Notably, according to the latest Global Wearables Market Outlook report from the UK-based Futuresource Consulting, smart glasses and smart rings are beginning to carry “real strategic weight.” Earlier this year, we wrote about the firm’s study on car audio listening.
Several of the smart glass wearables, for example, include built-in wireless audio, positioned as not just eyewear, but headphones and personal voice assistants.
Advances in on-device AI, sensor fusion and next-generation chip platforms are giving wearables more autonomy and more relevance throughout the day, according to the new study.
In all, the firm forecasts approximately 229 million shipments worldwide this year, a 5.1% increase from 2025.

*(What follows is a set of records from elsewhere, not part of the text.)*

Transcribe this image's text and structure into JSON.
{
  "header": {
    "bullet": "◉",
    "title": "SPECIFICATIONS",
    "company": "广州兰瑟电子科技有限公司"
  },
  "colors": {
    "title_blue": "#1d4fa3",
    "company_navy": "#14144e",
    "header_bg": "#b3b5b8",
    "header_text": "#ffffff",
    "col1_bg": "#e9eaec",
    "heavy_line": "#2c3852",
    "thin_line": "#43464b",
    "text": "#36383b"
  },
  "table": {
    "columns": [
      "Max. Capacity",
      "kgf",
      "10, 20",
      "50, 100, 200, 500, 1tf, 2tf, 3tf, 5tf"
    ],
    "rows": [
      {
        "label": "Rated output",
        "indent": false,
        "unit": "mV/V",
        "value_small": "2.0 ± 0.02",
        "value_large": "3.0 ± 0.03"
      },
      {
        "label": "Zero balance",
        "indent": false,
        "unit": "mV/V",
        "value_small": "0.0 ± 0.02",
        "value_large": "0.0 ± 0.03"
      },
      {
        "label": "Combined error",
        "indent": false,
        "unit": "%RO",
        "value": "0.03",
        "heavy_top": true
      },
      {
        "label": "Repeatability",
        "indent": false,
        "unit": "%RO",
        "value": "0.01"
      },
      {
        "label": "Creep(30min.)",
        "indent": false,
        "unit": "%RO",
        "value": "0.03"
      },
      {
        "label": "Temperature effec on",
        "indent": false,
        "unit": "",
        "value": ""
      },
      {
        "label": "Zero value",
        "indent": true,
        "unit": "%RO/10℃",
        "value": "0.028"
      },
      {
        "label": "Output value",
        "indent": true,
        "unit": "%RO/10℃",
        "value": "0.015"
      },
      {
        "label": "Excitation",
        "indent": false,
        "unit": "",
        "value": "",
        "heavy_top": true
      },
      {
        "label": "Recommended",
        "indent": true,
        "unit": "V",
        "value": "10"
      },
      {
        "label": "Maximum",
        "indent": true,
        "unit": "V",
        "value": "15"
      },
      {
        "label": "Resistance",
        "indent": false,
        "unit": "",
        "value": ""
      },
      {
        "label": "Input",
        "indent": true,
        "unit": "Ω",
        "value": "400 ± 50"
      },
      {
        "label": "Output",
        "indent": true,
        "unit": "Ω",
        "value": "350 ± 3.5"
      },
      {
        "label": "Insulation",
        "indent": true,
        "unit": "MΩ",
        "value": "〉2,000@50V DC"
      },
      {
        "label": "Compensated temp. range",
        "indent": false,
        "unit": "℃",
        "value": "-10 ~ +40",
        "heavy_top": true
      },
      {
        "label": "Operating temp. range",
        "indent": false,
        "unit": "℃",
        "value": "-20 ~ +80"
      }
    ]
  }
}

Retail value is expected to increase at a 6% clip, resulting in a generation of $57 billion.
Smartwatches continue to hold the high ground, according to the report, with approximately 93 million shipped last year and further growth expected. Their position rests on a mix of health tracking, connectivity and ecosystem value, the report said, particularly in North America and Europe.
“What has changed is that the smartwatch category is no longer carrying the whole market on its own,” Futuresource said. Now, the wearables growth is being shared more widely, it said, and with that comes a more fragmented landscape.
Smart glasses shipments rose to approximately 6 million units in 2025, with Futuresource forecasting expansion through to 2030 as improvements in AI, voice control and component footprint size continue.
Meanwhile, smart rings reached about 4 million units in 2025 and are building traction through health tracking with relevance in sleep, stress and women’s health.
The report points to a wearables market increasingly shaped by “connected-device ecosystems,” where watches, glasses, rings and smartphones all work together as part of a broader digital environment.
But not every segment is keeping pace, the report said. Activity trackers continue to contract, with Futuresource forecasting an 8.9% drop in volume CAGR through to 2030.
The decline is a clear signal, according to Futuresource, that simpler hardware is losing ground when it can’t justify its place “through richer features or stronger ecosystem relevance.”
Futuresource Consulting said it has operated for approximately 35 years as a market research and consultancy firm.